Su cuerpo se sacudió violentamente, su rostro palideció de inmediato, ¡y un rastro de sangre brotó de la comisura de sus labios!
¡Tos, tos!
Ye Ling tosió violentamente un par de veces, pero sus ojos brillaban de emoción.
¡La voluntad de lucha en su interior casi se había solidificado!
Justo después de alcanzar el reino del Hombre Celestial, le preocupaba no tener un oponente. ¿No era perfecto que uno viniera a llamar a su puerta?
Pero el Dragón Tortuga estaba lejos de estar feliz, su rostro lleno de una expresión de incredulidad.
Señalando a Ye Ling, sus dedos temblaban ligeramente: —¿Tú…, ¿cuándo irrumpiste en el reino del Hombre Celestial?
El Dragón Tortuga estaba increíblemente asombrado.

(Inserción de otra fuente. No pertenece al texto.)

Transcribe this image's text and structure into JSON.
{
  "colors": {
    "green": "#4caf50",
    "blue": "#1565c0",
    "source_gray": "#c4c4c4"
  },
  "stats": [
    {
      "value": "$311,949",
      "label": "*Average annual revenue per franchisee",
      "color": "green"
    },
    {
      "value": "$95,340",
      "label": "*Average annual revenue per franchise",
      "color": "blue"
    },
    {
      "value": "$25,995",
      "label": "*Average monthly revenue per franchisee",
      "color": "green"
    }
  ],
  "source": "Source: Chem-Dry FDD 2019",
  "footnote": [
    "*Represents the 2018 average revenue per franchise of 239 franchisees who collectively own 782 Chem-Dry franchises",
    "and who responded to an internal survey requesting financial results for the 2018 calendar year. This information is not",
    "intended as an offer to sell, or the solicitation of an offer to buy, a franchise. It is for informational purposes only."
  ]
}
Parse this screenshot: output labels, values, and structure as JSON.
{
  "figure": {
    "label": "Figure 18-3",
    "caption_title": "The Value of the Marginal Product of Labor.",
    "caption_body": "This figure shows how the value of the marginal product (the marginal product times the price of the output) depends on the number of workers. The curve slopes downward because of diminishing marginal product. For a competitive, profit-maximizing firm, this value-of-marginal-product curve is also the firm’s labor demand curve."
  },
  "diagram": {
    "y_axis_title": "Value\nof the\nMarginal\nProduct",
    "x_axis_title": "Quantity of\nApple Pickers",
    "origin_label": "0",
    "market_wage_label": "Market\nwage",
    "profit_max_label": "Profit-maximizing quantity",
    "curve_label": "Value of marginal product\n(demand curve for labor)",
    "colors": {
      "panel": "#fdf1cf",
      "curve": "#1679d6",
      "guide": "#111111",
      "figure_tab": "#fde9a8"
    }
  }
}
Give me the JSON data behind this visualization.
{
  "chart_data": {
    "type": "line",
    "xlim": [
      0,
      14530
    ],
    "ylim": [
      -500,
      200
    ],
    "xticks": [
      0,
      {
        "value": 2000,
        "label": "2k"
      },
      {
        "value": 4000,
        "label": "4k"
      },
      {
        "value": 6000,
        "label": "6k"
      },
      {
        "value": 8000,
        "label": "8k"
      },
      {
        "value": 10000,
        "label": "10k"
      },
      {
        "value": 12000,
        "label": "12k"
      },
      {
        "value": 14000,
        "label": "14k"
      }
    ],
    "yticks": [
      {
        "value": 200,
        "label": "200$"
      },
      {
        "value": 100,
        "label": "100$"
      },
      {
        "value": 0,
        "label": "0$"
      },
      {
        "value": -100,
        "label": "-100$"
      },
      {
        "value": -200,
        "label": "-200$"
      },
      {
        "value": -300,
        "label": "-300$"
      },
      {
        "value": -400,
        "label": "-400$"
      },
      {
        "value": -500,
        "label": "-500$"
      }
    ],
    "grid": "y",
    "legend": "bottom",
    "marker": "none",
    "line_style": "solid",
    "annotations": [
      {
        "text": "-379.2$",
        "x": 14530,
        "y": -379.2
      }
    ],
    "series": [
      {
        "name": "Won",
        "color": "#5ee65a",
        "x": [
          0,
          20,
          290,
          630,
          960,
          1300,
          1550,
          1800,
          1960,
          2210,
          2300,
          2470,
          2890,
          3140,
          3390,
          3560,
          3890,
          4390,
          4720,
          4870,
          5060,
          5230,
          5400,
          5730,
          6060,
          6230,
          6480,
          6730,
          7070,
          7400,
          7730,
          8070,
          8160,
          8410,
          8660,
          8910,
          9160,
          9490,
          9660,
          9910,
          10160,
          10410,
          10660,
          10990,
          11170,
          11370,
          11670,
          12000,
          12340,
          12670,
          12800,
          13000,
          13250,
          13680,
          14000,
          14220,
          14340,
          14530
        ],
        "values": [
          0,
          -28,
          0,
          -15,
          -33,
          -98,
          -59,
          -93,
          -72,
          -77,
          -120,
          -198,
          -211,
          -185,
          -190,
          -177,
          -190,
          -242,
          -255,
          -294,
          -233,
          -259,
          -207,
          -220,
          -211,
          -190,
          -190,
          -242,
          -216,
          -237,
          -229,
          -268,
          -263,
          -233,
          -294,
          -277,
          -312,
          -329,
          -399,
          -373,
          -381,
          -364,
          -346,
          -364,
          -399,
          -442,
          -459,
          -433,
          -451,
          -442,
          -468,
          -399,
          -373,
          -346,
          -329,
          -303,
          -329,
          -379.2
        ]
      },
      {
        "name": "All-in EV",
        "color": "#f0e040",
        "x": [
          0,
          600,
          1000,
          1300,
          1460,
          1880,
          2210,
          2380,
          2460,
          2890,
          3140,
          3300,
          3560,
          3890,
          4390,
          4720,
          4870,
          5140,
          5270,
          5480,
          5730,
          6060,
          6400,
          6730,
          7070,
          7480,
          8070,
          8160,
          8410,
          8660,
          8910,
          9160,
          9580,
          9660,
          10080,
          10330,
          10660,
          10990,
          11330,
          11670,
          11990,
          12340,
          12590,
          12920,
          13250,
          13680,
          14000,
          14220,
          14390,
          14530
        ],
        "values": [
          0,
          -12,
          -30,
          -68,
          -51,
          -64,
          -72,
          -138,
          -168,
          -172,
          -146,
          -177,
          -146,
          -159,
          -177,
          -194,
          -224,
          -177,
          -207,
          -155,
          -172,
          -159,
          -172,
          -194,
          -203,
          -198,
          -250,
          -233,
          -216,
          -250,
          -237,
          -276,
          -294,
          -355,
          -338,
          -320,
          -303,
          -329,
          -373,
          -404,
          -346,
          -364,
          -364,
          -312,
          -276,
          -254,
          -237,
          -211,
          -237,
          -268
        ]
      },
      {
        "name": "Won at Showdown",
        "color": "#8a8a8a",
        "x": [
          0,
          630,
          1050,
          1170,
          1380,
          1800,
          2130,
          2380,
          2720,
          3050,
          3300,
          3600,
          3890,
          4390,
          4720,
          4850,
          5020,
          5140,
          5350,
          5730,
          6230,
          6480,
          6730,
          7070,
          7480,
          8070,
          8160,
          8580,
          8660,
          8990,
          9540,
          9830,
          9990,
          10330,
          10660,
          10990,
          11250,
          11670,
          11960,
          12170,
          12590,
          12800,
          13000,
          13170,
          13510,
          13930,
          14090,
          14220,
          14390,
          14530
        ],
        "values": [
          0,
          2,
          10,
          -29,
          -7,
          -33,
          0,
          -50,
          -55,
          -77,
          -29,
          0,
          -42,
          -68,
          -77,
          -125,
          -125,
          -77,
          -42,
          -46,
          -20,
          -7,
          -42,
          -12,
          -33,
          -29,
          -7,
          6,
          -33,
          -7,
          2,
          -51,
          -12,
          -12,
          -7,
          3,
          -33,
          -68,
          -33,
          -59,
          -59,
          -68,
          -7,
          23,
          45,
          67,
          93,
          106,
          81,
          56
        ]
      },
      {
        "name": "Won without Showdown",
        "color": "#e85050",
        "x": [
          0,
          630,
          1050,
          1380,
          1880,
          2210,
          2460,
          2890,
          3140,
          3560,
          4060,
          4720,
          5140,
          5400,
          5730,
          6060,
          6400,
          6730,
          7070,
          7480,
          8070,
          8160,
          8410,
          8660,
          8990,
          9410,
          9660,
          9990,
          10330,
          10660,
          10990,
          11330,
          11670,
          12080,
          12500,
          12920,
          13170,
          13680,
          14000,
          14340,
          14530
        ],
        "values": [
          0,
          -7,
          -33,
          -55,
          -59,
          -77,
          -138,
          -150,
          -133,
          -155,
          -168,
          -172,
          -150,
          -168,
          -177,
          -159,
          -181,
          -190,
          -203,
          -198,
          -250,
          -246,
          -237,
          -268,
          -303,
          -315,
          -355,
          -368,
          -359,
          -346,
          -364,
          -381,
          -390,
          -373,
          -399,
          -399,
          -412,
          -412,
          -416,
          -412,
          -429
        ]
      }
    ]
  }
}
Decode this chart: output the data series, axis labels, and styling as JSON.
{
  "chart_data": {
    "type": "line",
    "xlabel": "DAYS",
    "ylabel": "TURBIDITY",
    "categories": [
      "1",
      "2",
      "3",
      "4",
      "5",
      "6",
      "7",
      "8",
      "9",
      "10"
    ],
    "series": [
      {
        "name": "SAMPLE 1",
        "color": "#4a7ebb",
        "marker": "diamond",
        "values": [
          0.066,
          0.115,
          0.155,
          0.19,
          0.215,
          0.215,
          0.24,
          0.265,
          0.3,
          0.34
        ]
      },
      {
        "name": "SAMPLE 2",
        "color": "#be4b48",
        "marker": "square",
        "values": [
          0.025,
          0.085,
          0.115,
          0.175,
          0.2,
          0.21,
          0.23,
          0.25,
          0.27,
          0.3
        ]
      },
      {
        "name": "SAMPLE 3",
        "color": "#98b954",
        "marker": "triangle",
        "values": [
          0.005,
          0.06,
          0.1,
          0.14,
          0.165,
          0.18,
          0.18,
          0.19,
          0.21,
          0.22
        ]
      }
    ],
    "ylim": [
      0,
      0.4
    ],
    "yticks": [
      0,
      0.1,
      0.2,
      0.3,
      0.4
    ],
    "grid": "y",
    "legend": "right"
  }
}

Sabía que la velocidad de cultivo de Ye Ling era terriblemente rápida, ¡pero nunca imaginó que fuera hasta tal extremo!
Antes de entrar en la Pagoda Vidriada, todavía estaba en el reino del Camino Imperial. ¿Cuánto tiempo había pasado para que hubiera irrumpido en el reino del Hombre Celestial?
¡Cielos! El Dragón Tortuga recordó cuánto tiempo le había llevado a él mismo irrumpir en el reino del Hombre Celestial… era para volverse loco. Los humanos podían ser exasperantes, no, ¡significaba que incluso una bestia podía ser superada y exasperada por un humano!
—¡Ven y lucha!
Ye Ling le hizo un gesto con los dedos, un ademán provocador hacia el Dragón Tortuga, ¡mostrándose sumamente arrogante y dominante!
—¡Mocoso audaz, te haré comprender el precio de tu arrogancia!
Apretando los dientes, el Dragón Tortuga rugió, mientras los tendones de su cuerpo se hinchaban. Blandió su garra y un bastón negro como el azabache apareció en su mano; el bastón, oscuro como la tinta, exudaba una densa aura de malevolencia. Un aura asesina aterradora se arremolinaba a su alrededor continuamente.
—¡Muere!
El Dragón Tortuga bramó, ¡blandiendo el largo bastón que sostenía directamente hacia Ye Ling!
¡Fush, fush!
La sombra del bastón silbó en el aire, dibujando una larga línea negra en el vacío, ¡directo hacia Ye Ling!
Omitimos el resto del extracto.